わたくし、そんなに劇物のようなもの出していますの?」


「いえ摂取するだけで幸せになる成分なのです」


 どっちにしろアブナイ感じがするのですけれど。


「さて、お姉様。次はベッドに座ってください。枕の辺りでお願いするのです」


「なるほど、このあたりでよろしい?」


「完璧なのです。では……」


 今度はわたくしの膝に頭を乗っけてベッドに横になりだした。なるほど。膝枕ですのね。


「ああ……お姉様の顔が真上に……。最高の夢が見られそうなのです」


「こうして膝枕をするのなんて何年ぶりかしら。随分と久しぶりな気がしますわね」


「うん……おねえさま……」


 あら、もう眠ってしまったのかしら。

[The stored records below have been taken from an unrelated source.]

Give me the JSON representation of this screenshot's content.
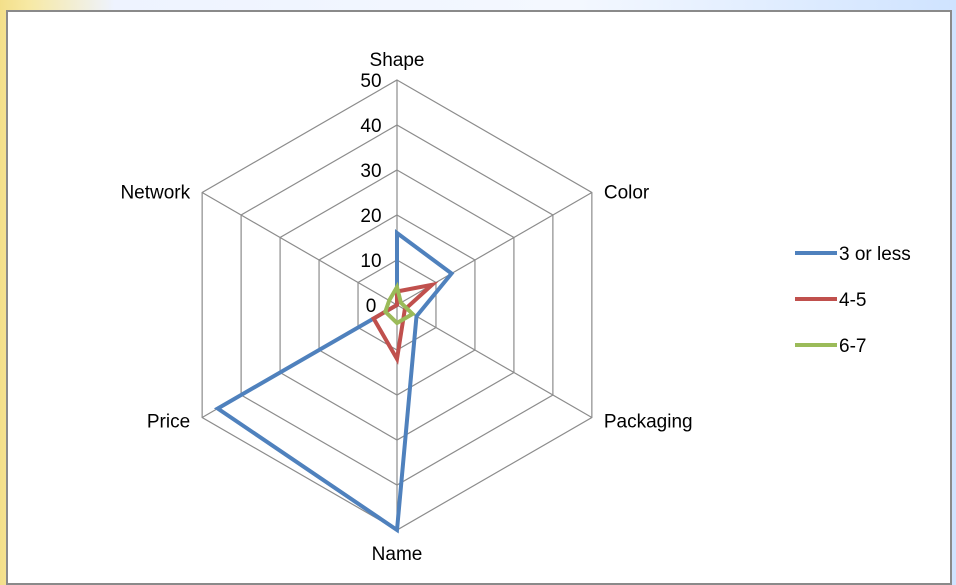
{
  "chart_data": {
    "type": "radar",
    "categories": [
      "Shape",
      "Color",
      "Packaging",
      "Name",
      "Price",
      "Network"
    ],
    "rlim": [
      0,
      50
    ],
    "ticks": [
      "0",
      "10",
      "20",
      "30",
      "40",
      "50"
    ],
    "tick_values": [
      0,
      10,
      20,
      30,
      40,
      50
    ],
    "grid": true,
    "legend_position": "right",
    "series": [
      {
        "name": "3 or less",
        "values": [
          16,
          14,
          5,
          50,
          46,
          0
        ],
        "color": "#4f81bd"
      },
      {
        "name": "4-5",
        "values": [
          3,
          9,
          2,
          12,
          6,
          0
        ],
        "color": "#c0504d"
      },
      {
        "name": "6-7",
        "values": [
          4,
          1,
          4,
          4,
          3,
          2
        ],
        "color": "#9bbb59"
      }
    ]
  }
}
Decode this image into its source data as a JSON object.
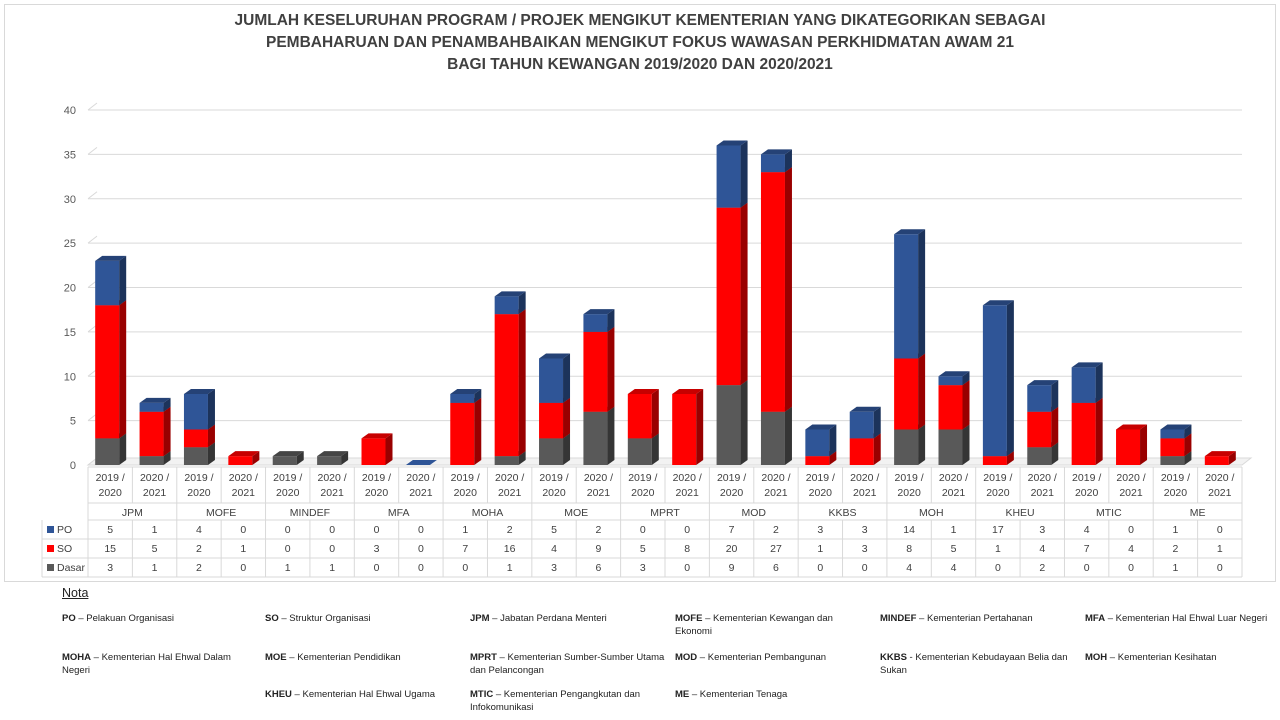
{
  "title_lines": [
    "JUMLAH KESELURUHAN PROGRAM / PROJEK MENGIKUT KEMENTERIAN YANG DIKATEGORIKAN SEBAGAI",
    "PEMBAHARUAN DAN PENAMBAHBAIKAN MENGIKUT FOKUS WAWASAN PERKHIDMATAN AWAM 21",
    "BAGI TAHUN KEWANGAN 2019/2020 DAN 2020/2021"
  ],
  "chart_data": {
    "type": "bar",
    "stacked": true,
    "title": "JUMLAH KESELURUHAN PROGRAM / PROJEK MENGIKUT KEMENTERIAN YANG DIKATEGORIKAN SEBAGAI PEMBAHARUAN DAN PENAMBAHBAIKAN MENGIKUT FOKUS WAWASAN PERKHIDMATAN AWAM 21 BAGI TAHUN KEWANGAN 2019/2020 DAN 2020/2021",
    "groups": [
      "JPM",
      "MOFE",
      "MINDEF",
      "MFA",
      "MOHA",
      "MOE",
      "MPRT",
      "MOD",
      "KKBS",
      "MOH",
      "KHEU",
      "MTIC",
      "ME"
    ],
    "years": [
      "2019 / 2020",
      "2020 / 2021"
    ],
    "series": [
      {
        "name": "PO",
        "color": "#2f5597",
        "values": [
          5,
          1,
          4,
          0,
          0,
          0,
          0,
          0,
          1,
          2,
          5,
          2,
          0,
          0,
          7,
          2,
          3,
          3,
          14,
          1,
          17,
          3,
          4,
          0,
          1,
          0
        ]
      },
      {
        "name": "SO",
        "color": "#ff0000",
        "values": [
          15,
          5,
          2,
          1,
          0,
          0,
          3,
          0,
          7,
          16,
          4,
          9,
          5,
          8,
          20,
          27,
          1,
          3,
          8,
          5,
          1,
          4,
          7,
          4,
          2,
          1
        ]
      },
      {
        "name": "Dasar",
        "color": "#595959",
        "values": [
          3,
          1,
          2,
          0,
          1,
          1,
          0,
          0,
          0,
          1,
          3,
          6,
          3,
          0,
          9,
          6,
          0,
          0,
          4,
          4,
          0,
          2,
          0,
          0,
          1,
          0
        ]
      }
    ],
    "ylim": [
      0,
      40
    ],
    "yticks": [
      0,
      5,
      10,
      15,
      20,
      25,
      30,
      35,
      40
    ],
    "grid": true,
    "legend": "data-table"
  },
  "nota": {
    "heading": "Nota",
    "items": [
      {
        "abbr": "PO",
        "text": " – Pelakuan Organisasi"
      },
      {
        "abbr": "SO",
        "text": " – Struktur Organisasi"
      },
      {
        "abbr": "JPM",
        "text": " – Jabatan Perdana Menteri"
      },
      {
        "abbr": "MOFE",
        "text": " – Kementerian Kewangan dan Ekonomi"
      },
      {
        "abbr": "MINDEF",
        "text": " – Kementerian Pertahanan"
      },
      {
        "abbr": "MFA",
        "text": " – Kementerian Hal Ehwal Luar Negeri"
      },
      {
        "abbr": "MOHA",
        "text": " – Kementerian Hal Ehwal Dalam Negeri"
      },
      {
        "abbr": "MOE",
        "text": " – Kementerian Pendidikan"
      },
      {
        "abbr": "MPRT",
        "text": " – Kementerian Sumber-Sumber Utama dan Pelancongan"
      },
      {
        "abbr": "MOD",
        "text": " – Kementerian Pembangunan"
      },
      {
        "abbr": "KKBS",
        "text": " - Kementerian Kebudayaan Belia dan Sukan"
      },
      {
        "abbr": "MOH",
        "text": " – Kementerian Kesihatan"
      },
      {
        "abbr": "KHEU",
        "text": " – Kementerian Hal Ehwal Ugama"
      },
      {
        "abbr": "MTIC",
        "text": " – Kementerian Pengangkutan dan Infokomunikasi"
      },
      {
        "abbr": "ME",
        "text": " – Kementerian Tenaga"
      }
    ]
  }
}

すぅすぅと寝息を立てているサニア。


 きっと疲れていたのでしょう。普段は夜更かしなんてしないサニアが、夜中にわたくしの部屋に来ていたそうですし。普段勉強や魔法の練習も頑張っていますしね。


 穏やかなサニアの寝顔が可愛くて、思わず頭を撫でてしまう。


「今日くらいは、ゆっくり休みなさいな」


 サニアが良い夢を見られるように、頭を撫で続けた。